The language of the Denisova hominin

Mar 25, 2010 by

ScienceNOW has recently reported a newly made discovery of a new type of a human-like creature: a finger bone has been discovered at Denisova Cave in Russia’s Altai Mountains and dated to between 48,000 and 30,000 years ago. Although both anatomically modern humans (homo sapiens) and Neanderthals inhabited this area around that time, the newly discovered bone did not belong to a member of either species. The evidence for this comes from a study of mitochondrial DNA (mtDNA) of a sample from the new-found bone and mtDNA of 54 living people from around the world, of a roughly 30,000-year-old modern human from another Russian site and of six Neandertals. Surprisingly, “the Denisova hominin differed at an average of 385 positions from modern humans and 376 from Neandertals” (for comparison: “Neandertals differ from modern humans at an average of 202 nucleotide positions in the mitochondrial genome”).

I’ve been asked what language the Denisova hominin spoke. At this point, it is not clear that s/he spoke any language at all, even though its dating to about 48,000-30,000 years ago is well within the time frame for human language (it is estimated that human language arose between 200,000 and 100,000 years ago, depending on the estimate). Nor is it clear whether Neanderthals – the rough contemporaries of the Denisova hominin – had language.

Scientists today associate language ability in humans with changes in two single letters of the DNA code, which arose in the last 200,000 or so years of human evolution. They eventually spread throughout the human population along with our unique capacity for speech. These two point mutations became known as the FOXP2 gene. Linguists argued for a genetic basis of language since 1960s, and research done by Myrna Gopnik of McGill University on a British family many of whose members had trouble with grammatical aspects of language supported the view that capacity for speech (or the lack thereof) is an inherited characteristics. Further genetic research identified the specific “language gene” and showed that humans have it and chimps do not.
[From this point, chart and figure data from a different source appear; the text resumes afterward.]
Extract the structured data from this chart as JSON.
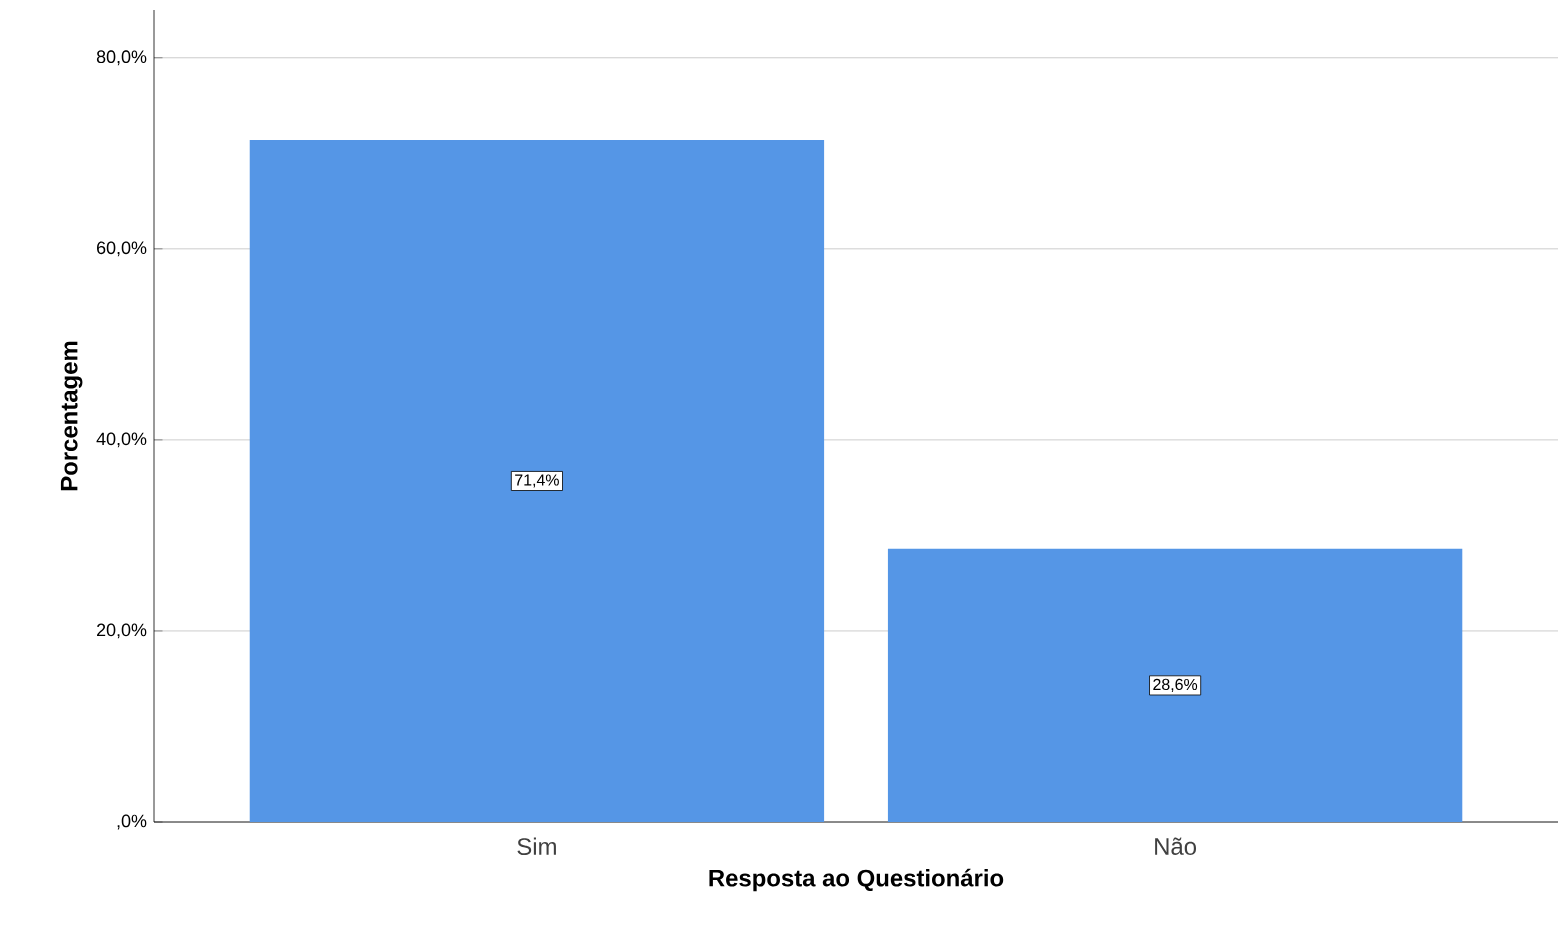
{
  "chart_data": {
    "type": "bar",
    "xlabel": "Resposta ao Questionário",
    "ylabel": "Porcentagem",
    "categories": [
      "Sim",
      "Não"
    ],
    "values": [
      71.4,
      28.6
    ],
    "value_labels": [
      "71,4%",
      "28,6%"
    ],
    "color": "#5596e6",
    "ylim": [
      0,
      85
    ],
    "yticks": [
      {
        "value": 0,
        "label": ",0%"
      },
      {
        "value": 20,
        "label": "20,0%"
      },
      {
        "value": 40,
        "label": "40,0%"
      },
      {
        "value": 60,
        "label": "60,0%"
      },
      {
        "value": 80,
        "label": "80,0%"
      }
    ],
    "grid": "y"
  }
}
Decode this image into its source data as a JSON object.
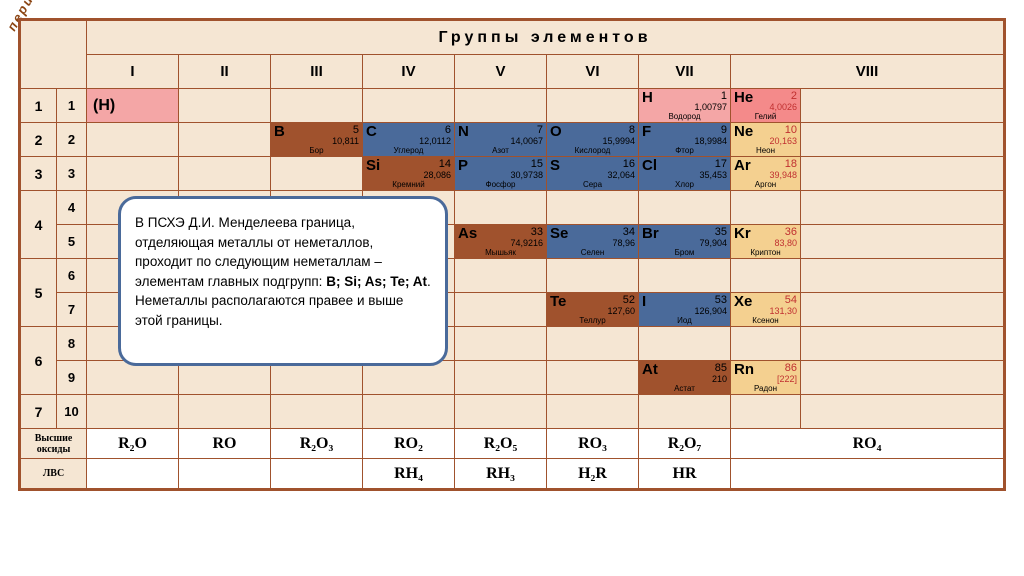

Yet, recent work on the Neanderthal genome threw a spanner into the works! According to the article published by Johannes Krause and his colleagues in 2007 in Current Biology 17: 1908-1912 (“The derived FOXP2 variant of modern humans was shared with Neandertals”), two Neanderthals from El Sidrón (Spain) had the same FOXP2 mutations as modern humans do, which led these researches to conclude that “these two amino acid substitutions […] associated with the emergence of fully modern language ability… were probably inherited both by Neanderthals and modern Sapiens from their last common ancestor (300,000 to 400,000 years B.P.)”. However, this hypothesis is still highly debated. For instance, Antonio Benítez-Burraco, Víctor M. Longa, Guillermo Lorenzo & Juan Uriagereka in a 2008 article in Biolinguistics 2(2): 225–232 (“Also sprach Neanderthalis… Or Did She?”) propose three alternative explanations for Krause et al.’s findings:

(1) the mutations could be selected in Neanderthal’s genetic endowment, but for some nonlinguistic function; (2) they could be present, but unselected; or (3) they could be transferred into Neanderthals from modern humans through gene flow.

In short, the jury is still out on the issue of whether Neanderthals had language.

Returning now to the Denisova hominin, the genetic study reported in ScienceNOW does not – and cannot – provide an answer to the question of whether this third type of human had the FOXP2 mutation (à la modern humans and Neanderthals) or not (à la chimps and other primates). To solve this mystery, the study of mtDNA must be supplemented by a study of autosomal DNA, in particular of the chromosome 7, where the FOXP2 gene resides in modern humans. But even if the Denisova hominin will be shown to have the same version of the FOXP2 gene as homo sapiens, it does not necessarily prove the existence of language in this species, just as the presence of a human-like FOXP2 gene in Neanderthals does not prove that they spoke anything like a human language.

So until more is known, the Denisova hominin will remain a “silent species”, able to speak to scientists only in the letters of the DNA code.